Admissions tutors who consider themselves guardians of the quality of higher education are blocking access to university for people from under-represented groups, a conference will hear next week.

Maggie Woodrow, head of the European Access Network at the University of Westminster, will tell delegates at the annual admissions officers conference, held by the Universities and Colleges Admissions Service, to change their attitudes.

"The question is: how can we change the system in which selectivity and privilege have become concealed in labels of quality?" Ms Woodrow asked.

"I am not suggesting that anyone is against widening participation but that some staff see themselves as the guardians of the quality of British higher education.
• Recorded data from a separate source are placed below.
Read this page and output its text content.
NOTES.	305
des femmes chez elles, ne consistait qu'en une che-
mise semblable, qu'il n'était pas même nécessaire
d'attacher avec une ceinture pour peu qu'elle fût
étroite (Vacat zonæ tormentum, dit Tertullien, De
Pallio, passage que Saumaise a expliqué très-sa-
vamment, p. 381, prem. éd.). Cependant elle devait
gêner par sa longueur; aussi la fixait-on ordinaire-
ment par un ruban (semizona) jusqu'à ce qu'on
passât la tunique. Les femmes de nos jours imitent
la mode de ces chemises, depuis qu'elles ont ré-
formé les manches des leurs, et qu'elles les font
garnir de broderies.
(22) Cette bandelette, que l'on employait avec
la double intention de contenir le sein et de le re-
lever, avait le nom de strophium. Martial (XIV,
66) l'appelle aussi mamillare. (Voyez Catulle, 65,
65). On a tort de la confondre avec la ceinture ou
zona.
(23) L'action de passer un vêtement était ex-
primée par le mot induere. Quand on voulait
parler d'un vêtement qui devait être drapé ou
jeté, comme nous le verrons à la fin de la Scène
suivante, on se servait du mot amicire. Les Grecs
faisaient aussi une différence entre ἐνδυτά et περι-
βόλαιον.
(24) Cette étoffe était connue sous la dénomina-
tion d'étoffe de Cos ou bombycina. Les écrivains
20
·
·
Widening participation should be seen as part of that excellence," she added.

"We must expect that changes in admissions policies will be resisted. We are talking about access to affluence and access to enhanced status in life... We have a class-ridden higher education system and we need to recognise that."
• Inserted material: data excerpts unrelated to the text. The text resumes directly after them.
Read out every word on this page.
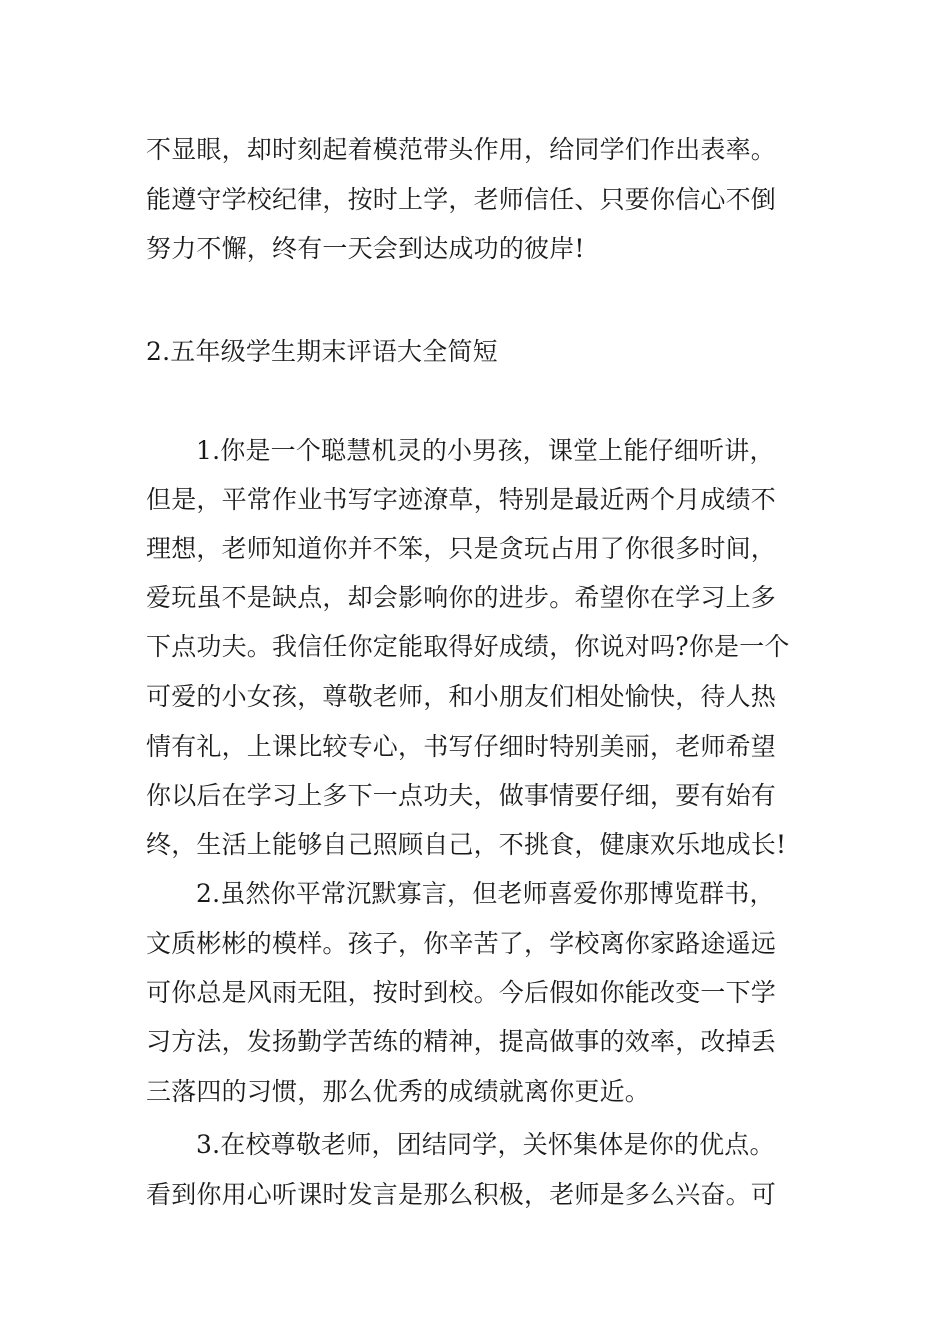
不显眼，却时刻起着模范带头作用，给同学们作出表率。
能遵守学校纪律，按时上学，老师信任、只要你信心不倒
努力不懈，终有一天会到达成功的彼岸!
2.五年级学生期末评语大全简短
1.你是一个聪慧机灵的小男孩，课堂上能仔细听讲，
但是，平常作业书写字迹潦草，特别是最近两个月成绩不
理想，老师知道你并不笨，只是贪玩占用了你很多时间，
爱玩虽不是缺点，却会影响你的进步。希望你在学习上多
下点功夫。我信任你定能取得好成绩，你说对吗?你是一个
可爱的小女孩，尊敬老师，和小朋友们相处愉快，待人热
情有礼，上课比较专心，书写仔细时特别美丽，老师希望
你以后在学习上多下一点功夫，做事情要仔细，要有始有
终，生活上能够自己照顾自己，不挑食，健康欢乐地成长!
2.虽然你平常沉默寡言，但老师喜爱你那博览群书，
文质彬彬的模样。孩子，你辛苦了，学校离你家路途遥远
可你总是风雨无阻，按时到校。今后假如你能改变一下学
习方法，发扬勤学苦练的精神，提高做事的效率，改掉丢
三落四的习惯，那么优秀的成绩就离你更近。
3.在校尊敬老师，团结同学，关怀集体是你的优点。
看到你用心听课时发言是那么积极，老师是多么兴奋。可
Ms Woodrow said that admissions staff take one of three approaches towards students from under-represented groups. Some ask them to meet the same standards as more privileged candidates. Others admit a limited number of students by bending rather than changing their admissions policy.

"The third group do not apply equal criteria or make special cases. They change the rules so that equality of opportunity becomes systemic to admissions policy," Ms Woodrow said.

Many institutions believe they have fair admissions strategies but few monitor the outcomes of their strategies, that is the numbers of students from under-represented groups who are offered and accept a place. "Strategies must be followed up to see how successful they have been," Ms Woodrow said.

"There needs to be a change of attitude. It needs an institution-wide approach and it has got to come from the top. The best way of changing attitudes is for staff to understand and engage in their local communities, further education colleges and schools," she added.

The Committee of Vice-Chancellors and Principals has commissioned Ms Woodrow to update her 1998 report, From elitism to inclusion. The work will be published next year.